Après avoir annoncé sa candidature à la tête de l’Ump vendredi dernier, Nicolas Sarkozy s’est exprimé dans une interview donnée au JT de France 2. Une quarantaine de minutes pour faire peau neuve et se remettre en piste.

Le 8 mars 2012, Nicolas Sarkozy avait juré, au micro de Jean-Jacques Bourdin, qu’en cas de défaite à la présidentielle, il arrêterait la politique. Pourtant, au JT de 20h de France 2, ce 21 septembre 2014, qui voit-on ressurgir, fièrement qualifié par Laurent Delahousse « d’invité exceptionnel » ? Un retour sur une parole non tenue.

L’interview est lancée à 20h15 précises. Nicolas Sarkozy souhaite donner une image décontractée avant son entrée en scène : sourires et poignées de main en veux-tu en voilà dans les couloirs de France Télévisions.

Dès le début de l’entrevue, l’ancien chef de l’Etat prend la posture du « sage » : l’air posé, humble, capable de reconnaitre ses erreurs (avec un sourire paternel) et de maîtriser ses tics corporels. En bref, quelqu’un qui a su, grâce à plus de deux ans « hors de la sphère politique », « mesurer la vanité de certains sentiments, écarter tout esprit de revanche ou d’affrontement ». Il concède notamment avoir cru pouvoir « réussir tout seul » lors de sa présidence, avoir eu du mal à « déléguer certaines tâches ». Quelle belle incarnation du dicton « l’Etat c’est moi » ! Nicolas Sarkozy reconnait même, enfin, avoir pu blesser certaines personnes avec ses propos, mettant un point final à sa tirade par un mélancolique : « si c’était à refaire je ne le referais pas ». Il déclare ne vouloir faire de procès d’intention ni à son parti divisé, ni au gouvernement actuel, se plaçant au-dessus de la mêlée.

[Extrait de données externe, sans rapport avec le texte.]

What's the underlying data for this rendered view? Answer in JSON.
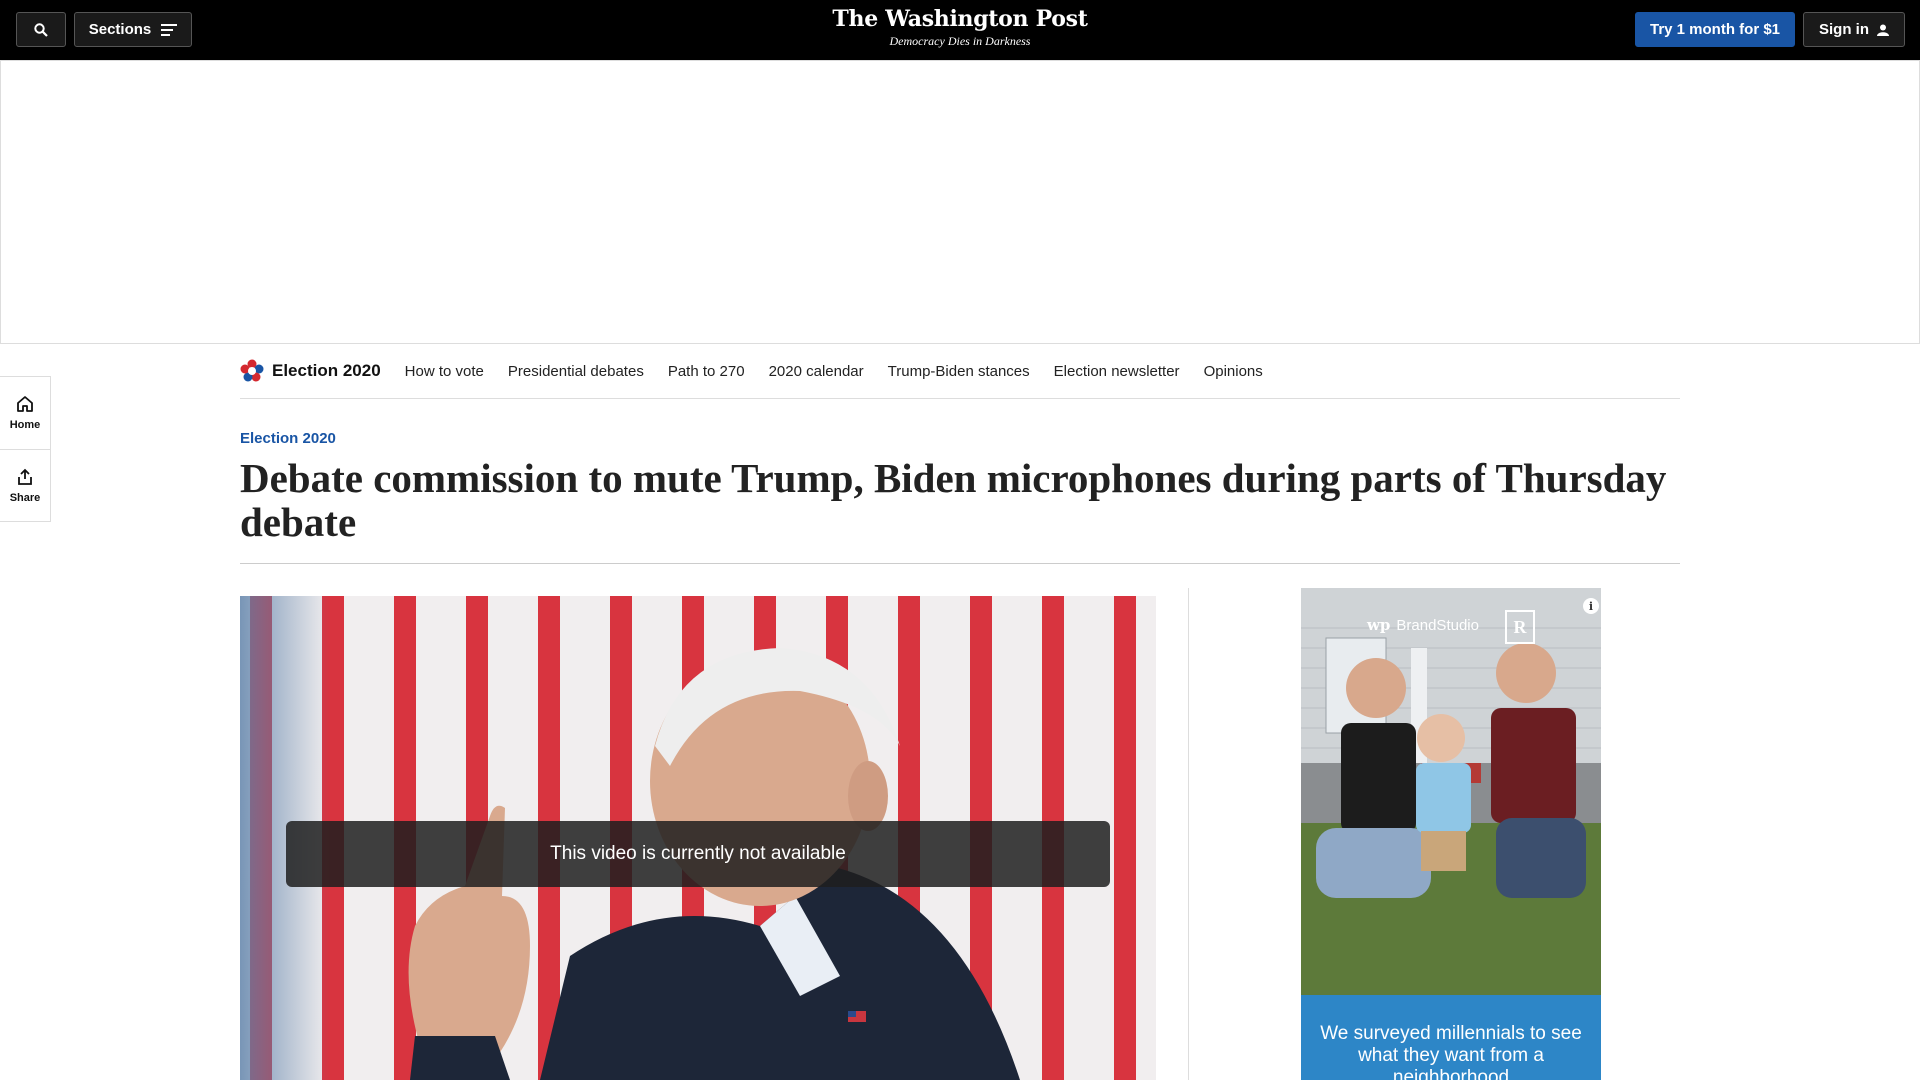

Et pourtant, si certains verront lors de ce JT, un nouvel homme, d’autres y verront les traces d’un esprit revanchard et vaniteux. Au bout de 10 minutes d’interview, alors même que quelques secondes avant, il rejetait tout alarmisme, il considère que la France est « un des rares pays où il n’y a plus d’espoir ».

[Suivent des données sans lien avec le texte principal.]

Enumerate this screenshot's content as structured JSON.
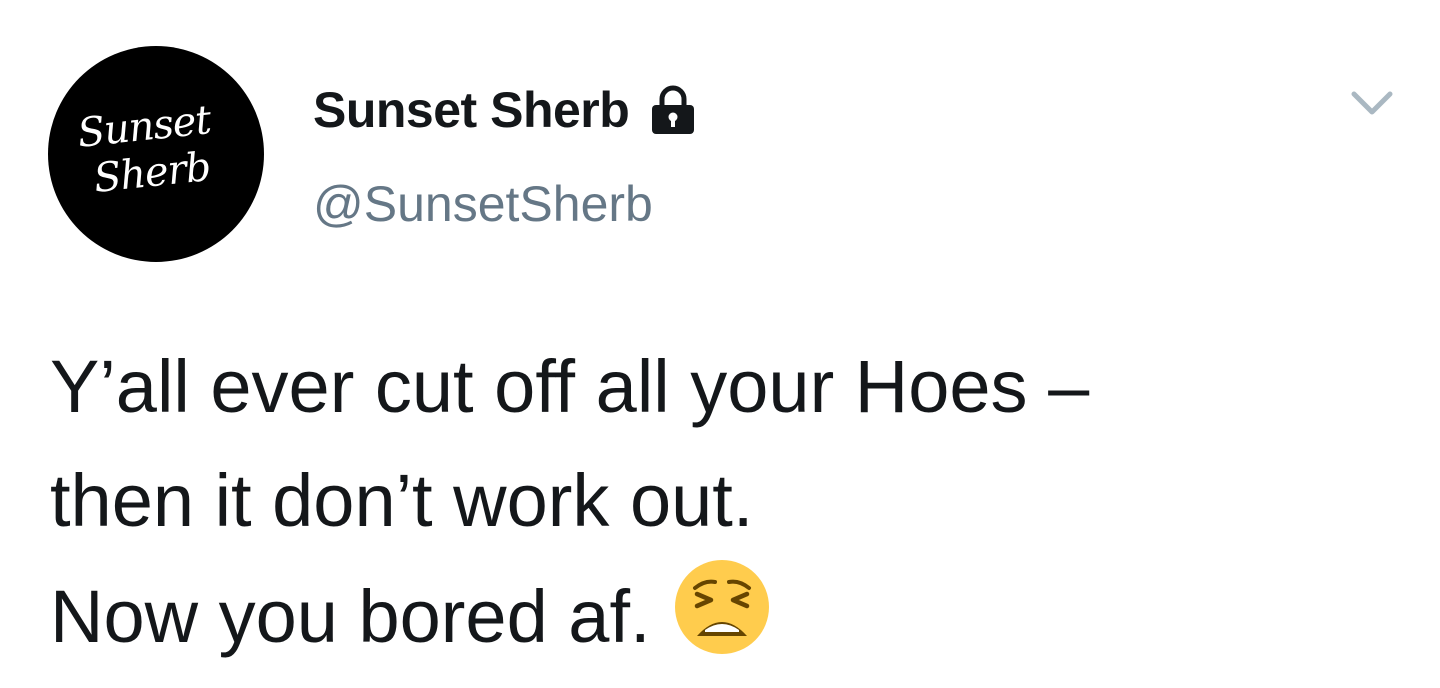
{
  "author": {
    "avatar_text_line1": "Sunset",
    "avatar_text_line2": "Sherb",
    "display_name": "Sunset Sherb",
    "handle": "@SunsetSherb",
    "protected_icon": "lock-icon"
  },
  "menu": {
    "icon": "chevron-down-icon"
  },
  "tweet": {
    "lines": [
      "Y’all ever cut off all your Hoes –",
      "then it don’t work out.",
      "Now you bored af."
    ],
    "emoji": "weary-face-emoji"
  },
  "colors": {
    "text": "#14171a",
    "secondary_text": "#657786",
    "chevron": "#aab8c2",
    "emoji_fill": "#ffcc4d",
    "avatar_bg": "#000000"
  }
}
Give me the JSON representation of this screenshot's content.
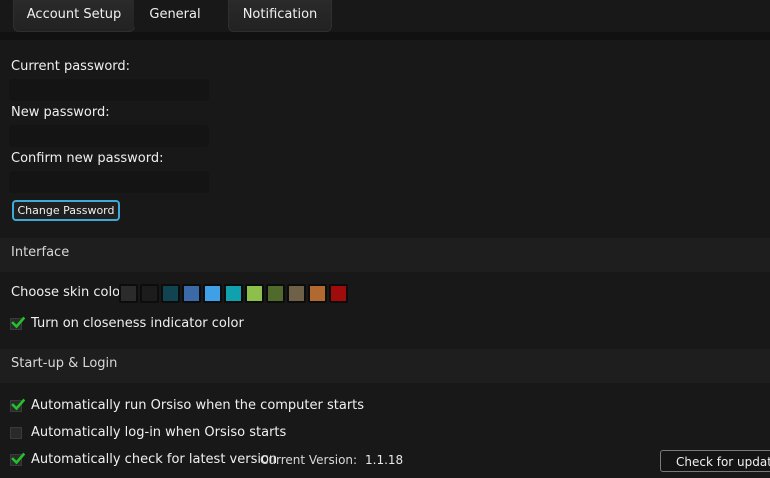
{
  "tabs": [
    {
      "label": "Account Setup",
      "active": false
    },
    {
      "label": "General",
      "active": true
    },
    {
      "label": "Notification",
      "active": false
    }
  ],
  "password": {
    "current_label": "Current password:",
    "current_value": "",
    "new_label": "New password:",
    "new_value": "",
    "confirm_label": "Confirm new password:",
    "confirm_value": "",
    "change_button": "Change Password"
  },
  "interface": {
    "section_title": "Interface",
    "skin_label": "Choose skin color:",
    "skin_colors": [
      "#2b2b2b",
      "#1c1c1c",
      "#0f4450",
      "#3c6aa8",
      "#3fa0e8",
      "#0fa1ad",
      "#8dc04a",
      "#4f6a2a",
      "#6f6048",
      "#b06a30",
      "#a00c0c"
    ],
    "closeness_label": "Turn on closeness indicator color",
    "closeness_checked": true
  },
  "startup": {
    "section_title": "Start-up & Login",
    "autorun_label": "Automatically run Orsiso when the computer starts",
    "autorun_checked": true,
    "autologin_label": "Automatically log-in when Orsiso starts",
    "autologin_checked": false,
    "autocheck_label": "Automatically check for latest version",
    "autocheck_checked": true,
    "version_label": "Current Version:",
    "version_value": "1.1.18",
    "update_button": "Check for updates"
  },
  "colors": {
    "accent": "#3fa9d8",
    "check": "#22c22a"
  }
}
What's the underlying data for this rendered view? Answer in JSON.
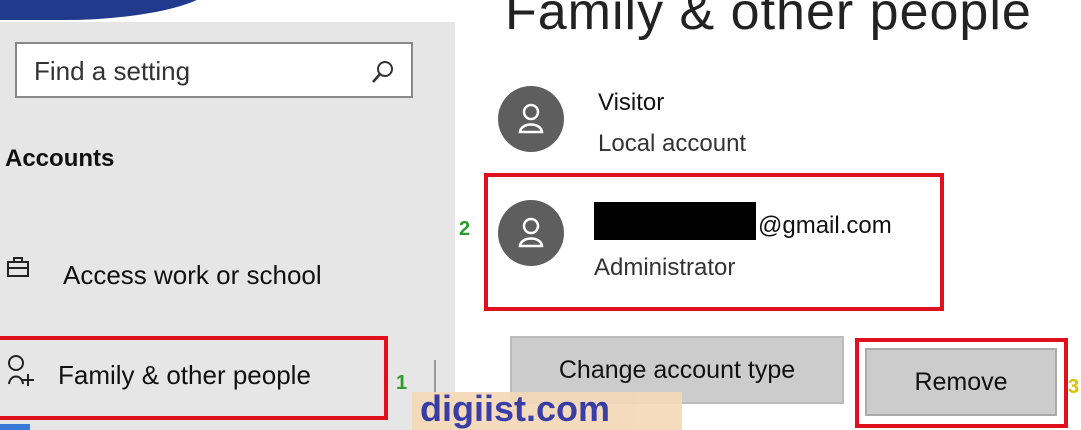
{
  "colors": {
    "highlight": "#e0101e",
    "step_number": "#2a9d2a",
    "avatar_bg": "#5e5e5e",
    "watermark_text": "#2a2ea0"
  },
  "page": {
    "title": "Family & other people"
  },
  "search": {
    "placeholder": "Find a setting"
  },
  "sidebar": {
    "section_title": "Accounts",
    "items": [
      {
        "label": "Access work or school",
        "icon": "briefcase-icon"
      },
      {
        "label": "Family & other people",
        "icon": "person-add-icon"
      }
    ]
  },
  "accounts": [
    {
      "name": "Visitor",
      "type": "Local account"
    },
    {
      "name": "@gmail.com",
      "type": "Administrator",
      "redacted": true
    }
  ],
  "buttons": {
    "change_type": "Change account type",
    "remove": "Remove"
  },
  "steps": [
    "1",
    "2",
    "3"
  ],
  "watermark": "digiist.com"
}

De même, clamant qu’il ne croit pas en l’homme providentiel, Nicolas Sarkozy estime devoir « rendre à la France ce qu’elle lui a donné », « renouveler la politique », dépasser un clivage droite gauche aujourd’hui éliminé… « Si je ne le fais pas, qui le fera ? ». Une sorte de Jeanne d’Arc du XXIème siècle ?

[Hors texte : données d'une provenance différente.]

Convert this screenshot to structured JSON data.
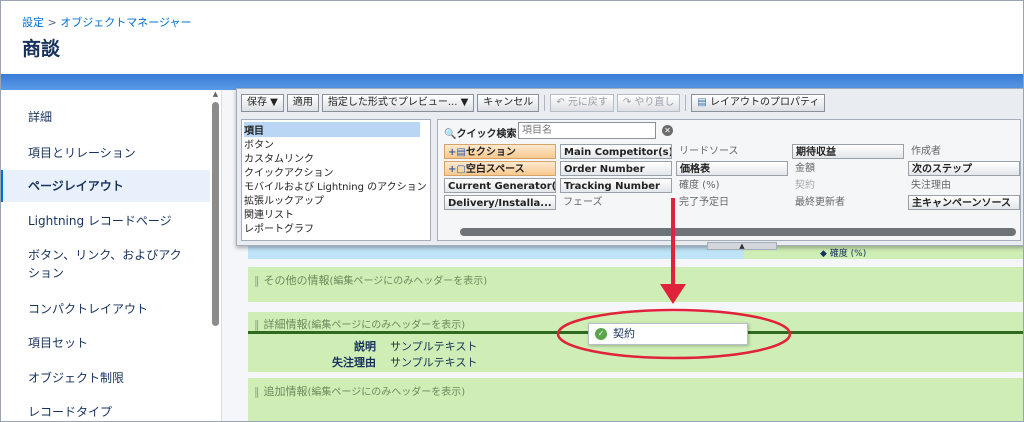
{
  "header": {
    "breadcrumb_root": "設定",
    "breadcrumb_sep": ">",
    "breadcrumb_current": "オブジェクトマネージャー",
    "title": "商談"
  },
  "sidebar": {
    "items": [
      {
        "label": "詳細"
      },
      {
        "label": "項目とリレーション"
      },
      {
        "label": "ページレイアウト"
      },
      {
        "label": "Lightning レコードページ"
      },
      {
        "label": "ボタン、リンク、およびアク"
      },
      {
        "label": "ション"
      },
      {
        "label": "コンパクトレイアウト"
      },
      {
        "label": "項目セット"
      },
      {
        "label": "オブジェクト制限"
      },
      {
        "label": "レコードタイプ"
      }
    ],
    "active_index": 2
  },
  "toolbar": {
    "save": "保存 ▼",
    "apply": "適用",
    "preview": "指定した形式でプレビュー... ▼",
    "cancel": "キャンセル",
    "undo": "元に戻す",
    "redo": "やり直し",
    "layout_props": "レイアウトのプロパティ"
  },
  "categories": [
    "項目",
    "ボタン",
    "カスタムリンク",
    "クイックアクション",
    "モバイルおよび Lightning のアクション",
    "拡張ルックアップ",
    "関連リスト",
    "レポートグラフ"
  ],
  "quick_search": {
    "label": "クイック検索",
    "placeholder": "項目名"
  },
  "palette_rows": [
    [
      "セクション",
      "Main Competitor(s)",
      "リードソース",
      "期待収益",
      "作成者"
    ],
    [
      "空白スペース",
      "Order Number",
      "価格表",
      "金額",
      "次のステップ"
    ],
    [
      "Current Generator(s)",
      "Tracking Number",
      "確度 (%)",
      "契約",
      "失注理由"
    ],
    [
      "Delivery/Installa...",
      "フェーズ",
      "完了予定日",
      "最終更新者",
      "主キャンペーンソース"
    ]
  ],
  "sections": {
    "other": {
      "title": "その他の情報",
      "hint": "(編集ページにのみヘッダーを表示)"
    },
    "detail": {
      "title": "詳細情報",
      "hint": "(編集ページにのみヘッダーを表示)"
    },
    "additional": {
      "title": "追加情報",
      "hint": "(編集ページにのみヘッダーを表示)"
    }
  },
  "detail_fields": [
    {
      "label": "説明",
      "value": "サンプルテキスト"
    },
    {
      "label": "失注理由",
      "value": "サンプルテキスト"
    }
  ],
  "partial_row": {
    "label": "確度 (%)"
  },
  "drag_item": {
    "label": "契約"
  },
  "colors": {
    "accent": "#0070d2",
    "section": "#cfeeb5",
    "annotation": "#e0223a"
  }
}
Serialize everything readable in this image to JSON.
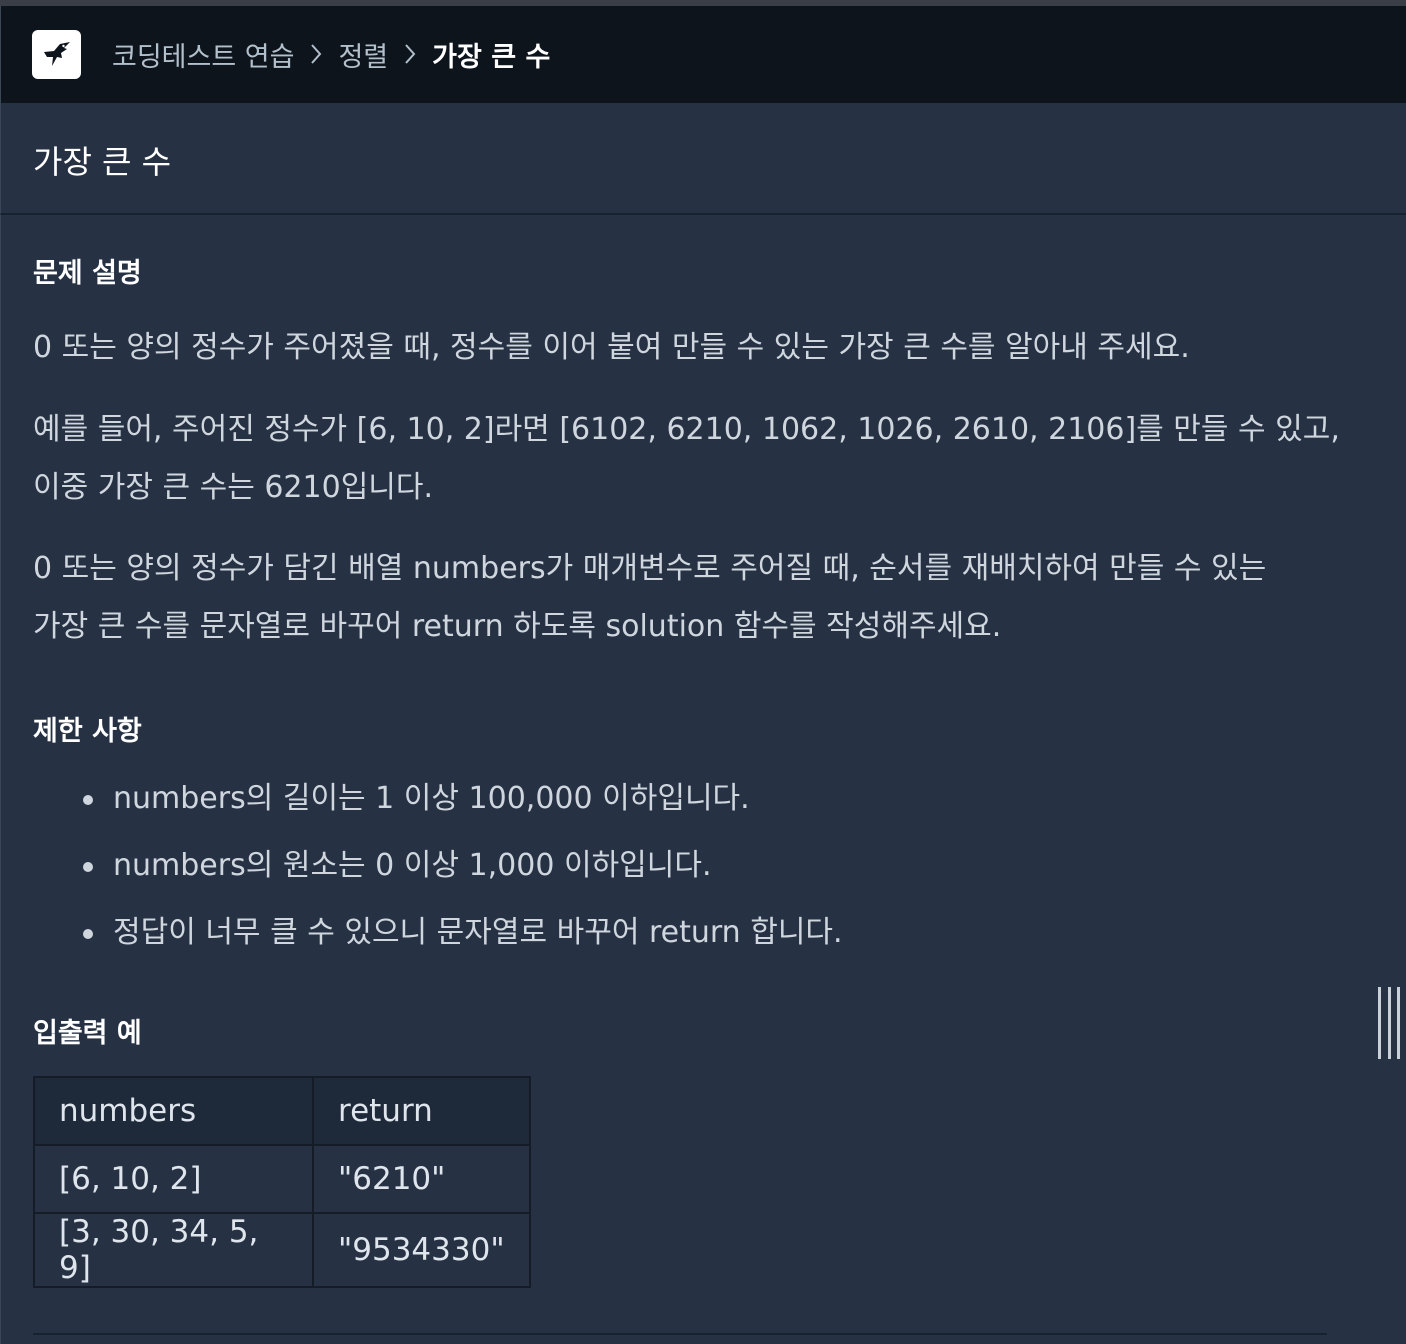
{
  "header": {
    "logo_icon": "hummingbird-logo-icon",
    "breadcrumb": [
      {
        "label": "코딩테스트 연습"
      },
      {
        "label": "정렬"
      },
      {
        "label": "가장 큰 수"
      }
    ]
  },
  "problem": {
    "title": "가장 큰 수",
    "description_heading": "문제 설명",
    "paragraphs": [
      [
        "0 또는 양의 정수가 주어졌을 때, 정수를 이어 붙여 만들 수 있는 가장 큰 수를 알아내 주세요."
      ],
      [
        "예를 들어, 주어진 정수가 [6, 10, 2]라면 [6102, 6210, 1062, 1026, 2610, 2106]를 만들 수 있고,",
        "이중 가장 큰 수는 6210입니다."
      ],
      [
        "0 또는 양의 정수가 담긴 배열 numbers가 매개변수로 주어질 때, 순서를 재배치하여 만들 수 있는",
        "가장 큰 수를 문자열로 바꾸어 return 하도록 solution 함수를 작성해주세요."
      ]
    ],
    "constraints_heading": "제한 사항",
    "constraints": [
      "numbers의 길이는 1 이상 100,000 이하입니다.",
      "numbers의 원소는 0 이상 1,000 이하입니다.",
      "정답이 너무 클 수 있으니 문자열로 바꾸어 return 합니다."
    ],
    "examples_heading": "입출력 예",
    "examples_table": {
      "headers": [
        "numbers",
        "return"
      ],
      "rows": [
        [
          "[6, 10, 2]",
          "\"6210\""
        ],
        [
          "[3, 30, 34, 5, 9]",
          "\"9534330\""
        ]
      ]
    }
  },
  "colors": {
    "header_bg": "#0e141c",
    "content_bg": "#263244",
    "table_header_bg": "#1e293a"
  }
}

Les secousses corporelles accompagnent la première question judicaire, et la voix de l’ancien chef de l’Etat trahit une certaine colère. Évoquant les deux affaires pour lesquelles il a obtenu un non-lieu (Karachi et Betancourt), Nicolas Sarkozy « omet » d’évoquer la demi-douzaine d’affaires dans lesquelles son nom est cité actuellement. Il souhaite aussi affirmer qu’il est un citoyen comme les autres… Pourtant il se lamente sur le fait d’avoir été placé sur écoute.

Au moment de parler de l’actuel président, N. Sarkozy affirme « ne rien penser de ce dernier » avec un mépris affiché. Alors qu’il se défend de ne pas vouloir faire dans la caricature et dans le dramatisme, il dépeint, tout au long de l’interview, le portrait d’une France triste, sans espoir, violente, abattue… paroles à peine anxiogène. Un « homme nouveau » mettant en avant un discours sécuritaire qui nous rappelle fortement sa campagne de 2007.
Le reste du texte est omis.